If I have a lagrangian which has terms of the form $\Psi^{\dagger}_\mu \Psi^\mu$ then I can decompose the n complex $\Psi$ fields into 2n real fields by $\Psi_\mu = \eta_{2\mu+1} + i\eta_{2\mu}$. When I look at the lagrangian now it seems to have SO(2n) symmetry from mixing the 2n real fields.
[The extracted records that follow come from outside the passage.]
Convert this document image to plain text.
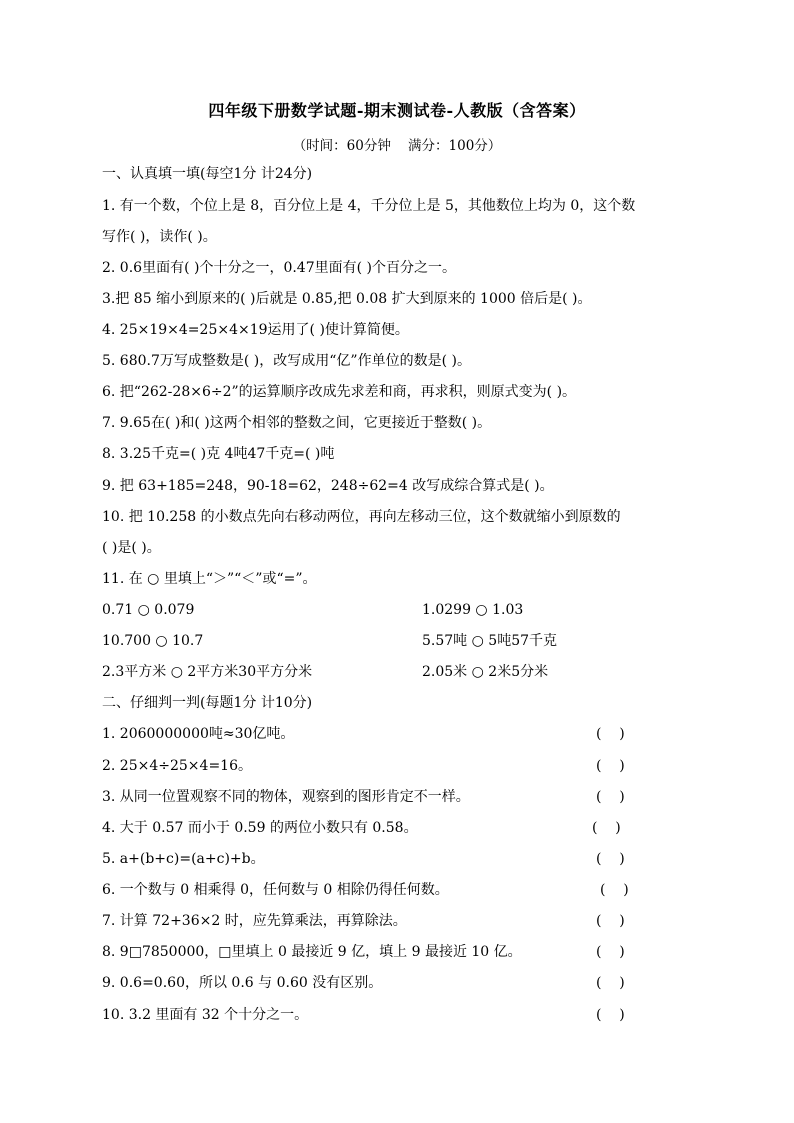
四年级下册数学试题-期末测试卷-人教版（含答案）
（时间：60分钟    满分：100分）
一、认真填一填(每空1分 计24分)
1. 有一个数，个位上是 8，百分位上是 4，千分位上是 5，其他数位上均为 0，这个数
写作( )，读作( )。
2. 0.6里面有( )个十分之一，0.47里面有( )个百分之一。
3.把 85 缩小到原来的( )后就是 0.85,把 0.08 扩大到原来的 1000 倍后是( )。
4. 25×19×4=25×4×19运用了( )使计算简便。
5. 680.7万写成整数是( )，改写成用“亿”作单位的数是( )。
6. 把“262-28×6÷2”的运算顺序改成先求差和商，再求积，则原式变为( )。
7. 9.65在( )和( )这两个相邻的整数之间，它更接近于整数( )。
8. 3.25千克=( )克 4吨47千克=( )吨
9. 把 63+185=248，90-18=62，248÷62=4 改写成综合算式是( )。
10. 把 10.258 的小数点先向右移动两位，再向左移动三位，这个数就缩小到原数的
( )是( )。
11. 在 ○ 里填上“＞”“＜”或“=”。
0.71 ○ 0.079	1.0299 ○ 1.03
10.700 ○ 10.7	5.57吨 ○ 5吨57千克
2.3平方米 ○ 2平方米30平方分米	2.05米 ○ 2米5分米
二、仔细判一判(每题1分 计10分)
1. 2060000000吨≈30亿吨。	(    )
2. 25×4÷25×4=16。	(    )
3. 从同一位置观察不同的物体，观察到的图形肯定不一样。	(    )
4. 大于 0.57 而小于 0.59 的两位小数只有 0.58。	(    )
5. a+(b+c)=(a+c)+b。	(    )
6. 一个数与 0 相乘得 0，任何数与 0 相除仍得任何数。	(    )
7. 计算 72+36×2 时，应先算乘法，再算除法。	(    )
8. 9□7850000，□里填上 0 最接近 9 亿，填上 9 最接近 10 亿。	(    )
9. 0.6=0.60，所以 0.6 与 0.60 没有区别。	(    )
10. 3.2 里面有 32 个十分之一。	(    )
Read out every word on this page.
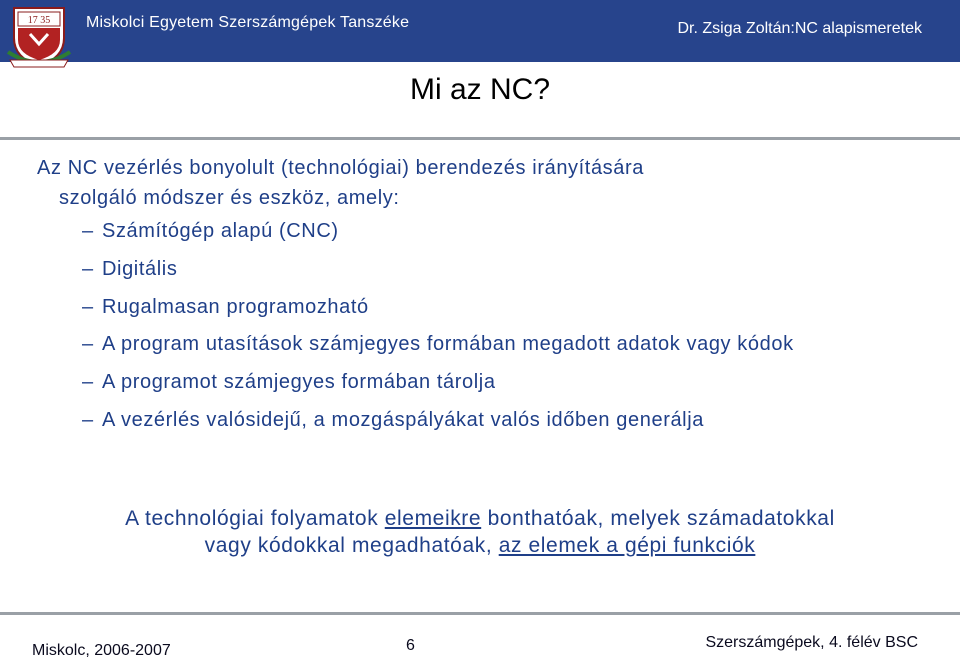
17 35 Miskolci Egyetem Szerszámgépek Tanszéke	Dr. Zsiga Zoltán:NC alapismeretek
Mi az NC?
Az NC vezérlés bonyolult (technológiai) berendezés irányítására
szolgáló módszer és eszköz, amely:
– Számítógép alapú (CNC)
– Digitális
– Rugalmasan programozható
– A program utasítások számjegyes formában megadott adatok vagy kódok
– A programot számjegyes formában tárolja
– A vezérlés valósidejű, a mozgáspályákat valós időben generálja
A technológiai folyamatok elemeikre bonthatóak, melyek számadatokkal
vagy kódokkal megadhatóak, az elemek a gépi funkciók
Miskolc, 2006-2007	6	Szerszámgépek, 4. félév BSC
Is there any obvious choice of representing SO(2n) on the n complex $\Psi$ fields explicitly?

2. Jul 31, 2017

### vanhees71

The SU(N) is a $N^2-1$-dimensional Lie group, while SO(2N) is $2N(2N-1)/2=2N^2-N$ dimensional. So SO(2N) is in this sense larger than SU(N).

3. Jul 31, 2017

### hideelo

Youre not wrong, but I dont see how this helps

4. Jul 31, 2017

### Avodyne

Well we could work out the generators. The SO(2N) generator mixing $\eta_{2\mu+1}$ and $\eta_{2\mu}$ becomes a U(1) generator acting on $\Psi_\mu$, and SO(2N) generators mixing even indexed $\eta$'s have the same form when acting on $\Psi$, and similarly for odd indexed $\eta$'s. Then there are the SO(2N) generators that mix an even $\eta$ and an odd $\eta$; I suspect will we need the charge-conjugation operator (which exchanges $\Psi$ and $\Psi^\dagger$) to express those ...

5. Aug 1, 2017

### king vitamin

I worked on a field theory with the same enlarged symmetry a few years ago, see here: https://arxiv.org/abs/1603.05652

For my purposes, I was largely interested in how the SU(N) irreps fit inside the larger SO(2N) irreps, see section IV (page 21). I have a mapping between the creation operators in the SU(N) and SO(2N) notation in equations 55-56, but I don't think my mapping implies a simple SO(2N) action on the complex field itself. So I don't have a good answer for you, but maybe looking at what I did will help.

Also, chapter 23 of Georgi's textbook is entirely dedicated to $SU(N) \subset SO(2N)$.